A Páscoa está plantada em nossos corações, chegou a hora de deixar o dom florescer e produzir fruto. Pelo caminho é bom ir relembrando:

“A Quaresma é o tempo para dizer não. Não à asfixia do espírito pela poluição causada pela indiferença, pela negligência de pensar que a vida do outro não me diz respeito; por toda a tentativa de banalizar a vida, especialmente a daqueles que carregam na sua própria carne o peso de tanta superficialidade. A Quaresma significa não à poluição intoxicante das palavras vazias e sem sentido, da crítica grosseira e superficial, das análises simplistas que não conseguem abraçar a complexidade dos problemas humanos, especialmente os problemas de quem mais sofre. A Quaresma é o tempo de dizer não; não à asfixia duma oração que nos tranquilize a consciência, duma esmola que nos deixe satisfeitos, dum jejum que nos faça sentir bem. A Quaresma é o tempo de dizer não à asfixia que nasce de intimismos que excluem, que querem chegar a Deus esquivando-se das chagas de Cristo presentes nas chagas dos seus irmãos: espiritualidades que reduzem a fé a culturas de gueto e exclusão.

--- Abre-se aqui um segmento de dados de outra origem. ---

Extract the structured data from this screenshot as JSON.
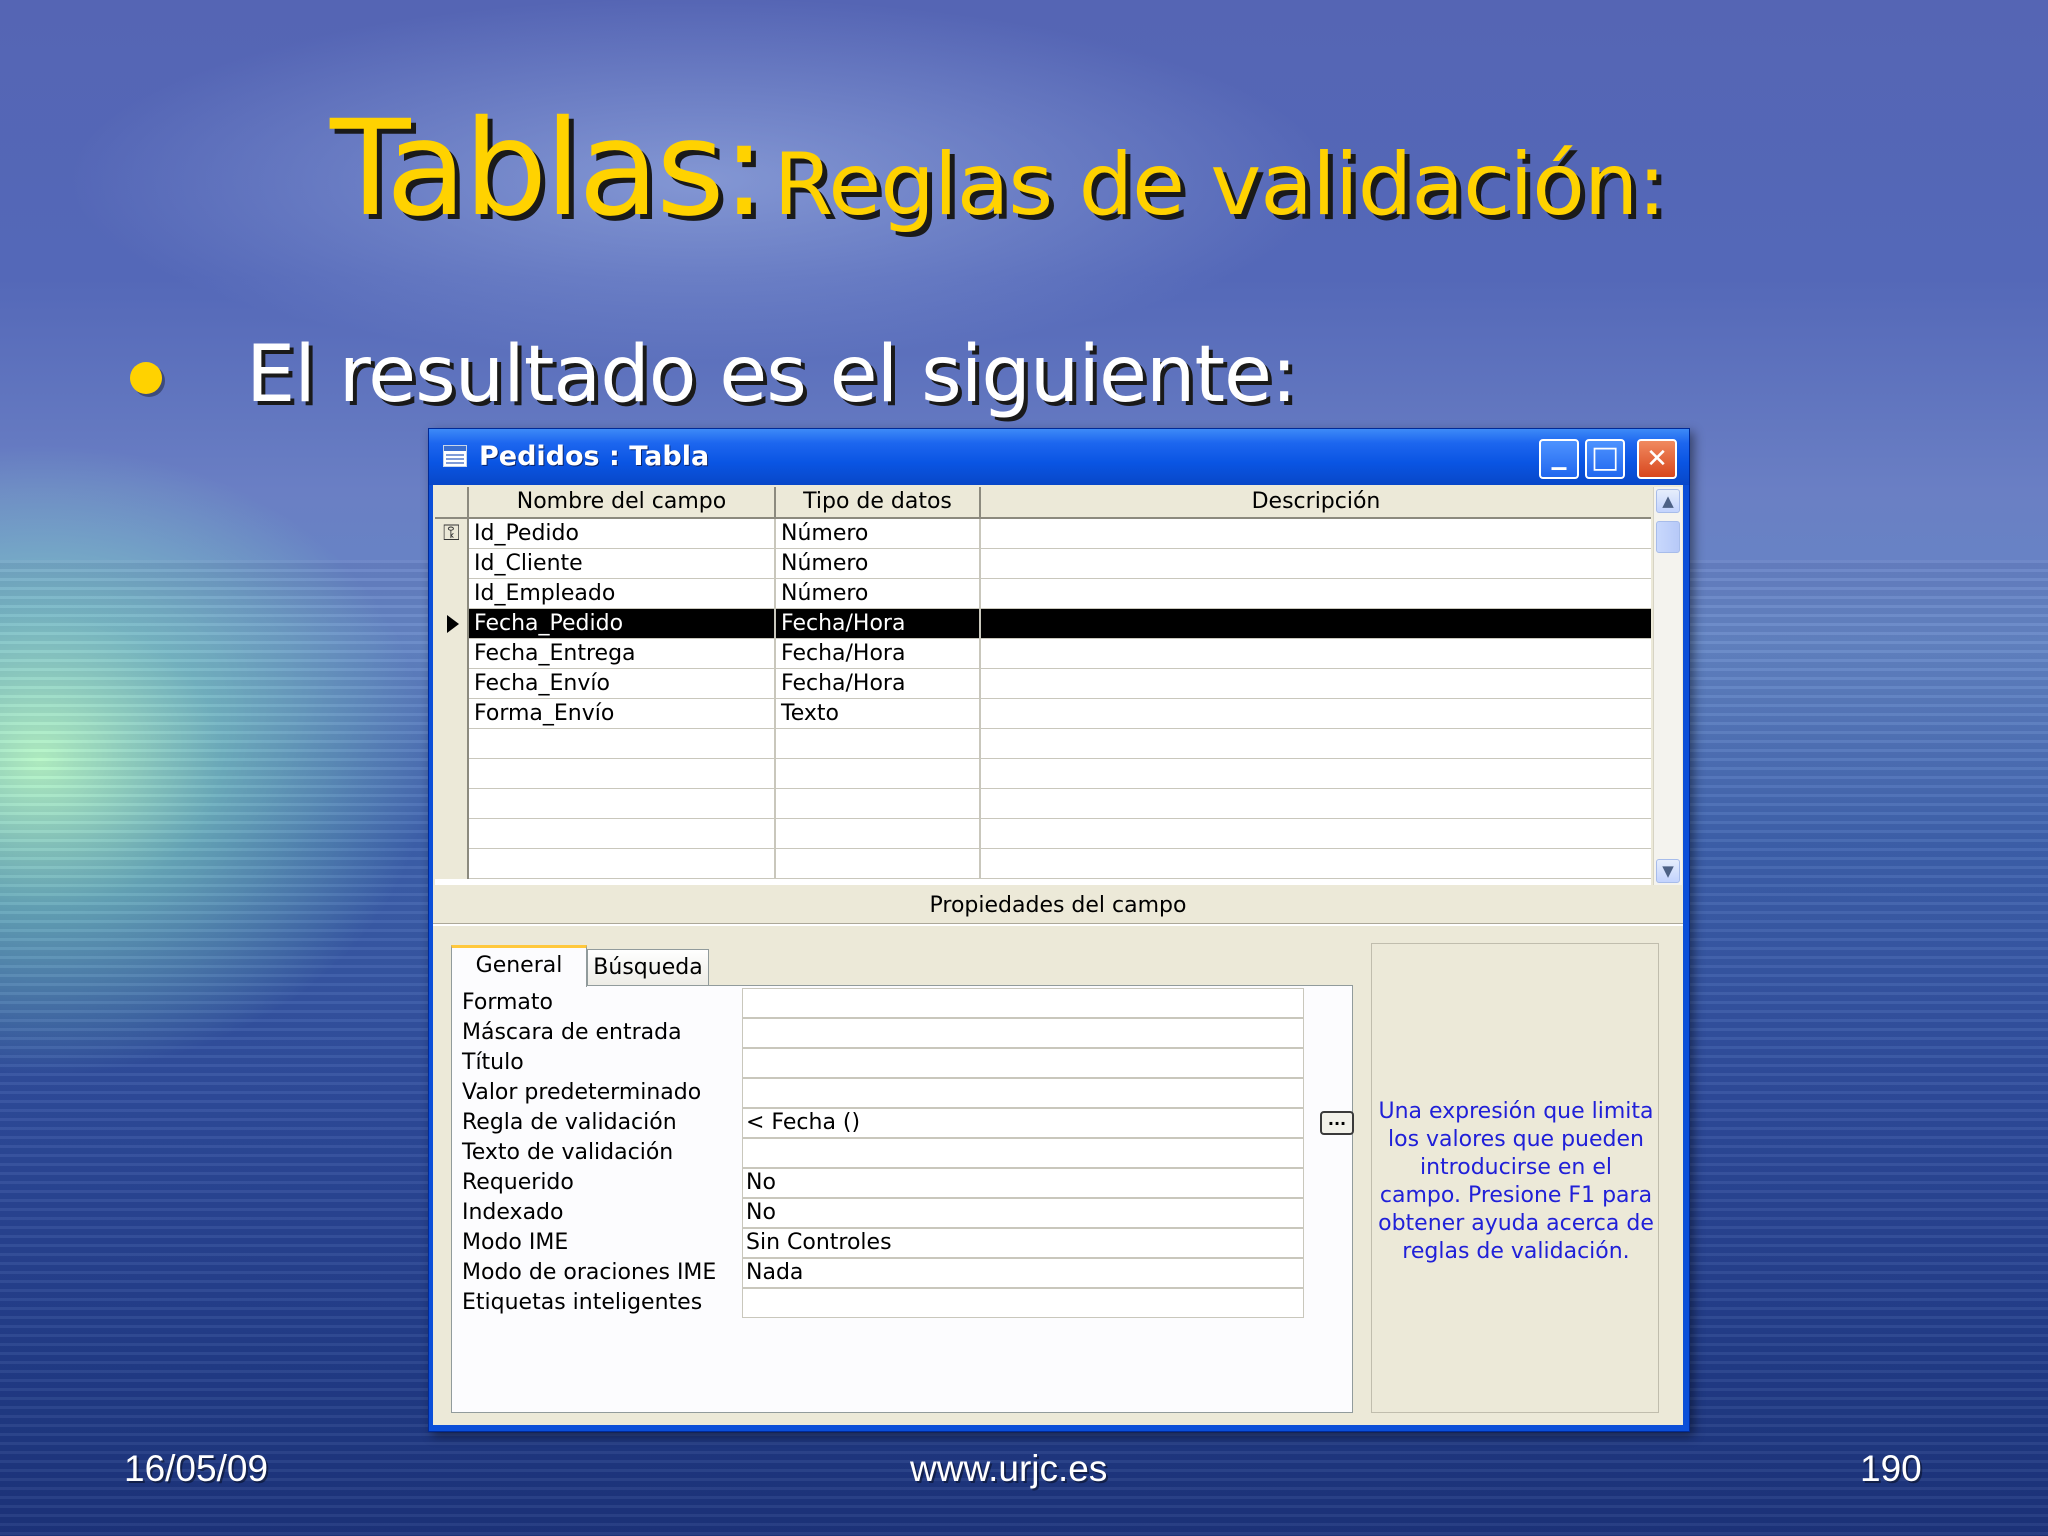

A Quaresma é tempo de memória, é o tempo para pensar perguntando-nos: Que seria de nós se Deus nos tivesse fechado as portas? Que seria de nós sem a sua misericórdia, que não se cansou de perdoar-nos e sempre nos deu uma oportunidade para começar de novo? A Quaresma é o tempo para nos perguntarmos: Onde estaríamos nós sem a ajuda de tantos rostos silenciosos que nos estenderam a mão de mil modos e, com ações muito concretas, nos devolveram a esperança e ajudaram a recomeçar?
A Quaresma é o tempo para voltar a respirar, é o tempo para abrir o coração ao sopro do Único capaz de transformar o nosso pó em humanidade. É o tempo não tanto para rasgar as vestes frente ao mal que nos rodeia, como sobretudo para dar espaço na nossa vida a todo o bem que possamos realizar, despojando-nos daquilo que nos isola, fecha e paralisa. A Quaresma é o tempo da compaixão para dizer com o salmista: «Dai-nos [, Senhor,] a alegria da vossa salvação, sustentai-nos com um espírito generoso», a fim de proclamarmos com a nossa vida o vosso louvor (cf. Sal 51/50, 14), e que o nosso pó – pela força do vosso sopro de vida – se transforme em «pó enamorado»” (Papa Francisco, Homilia da Missa de imposição das cinzas 2017).

Chegou o tempo do (re)começo, não estranhes que te deseje: BOA PÁSCOA... É para lá que caminhamos!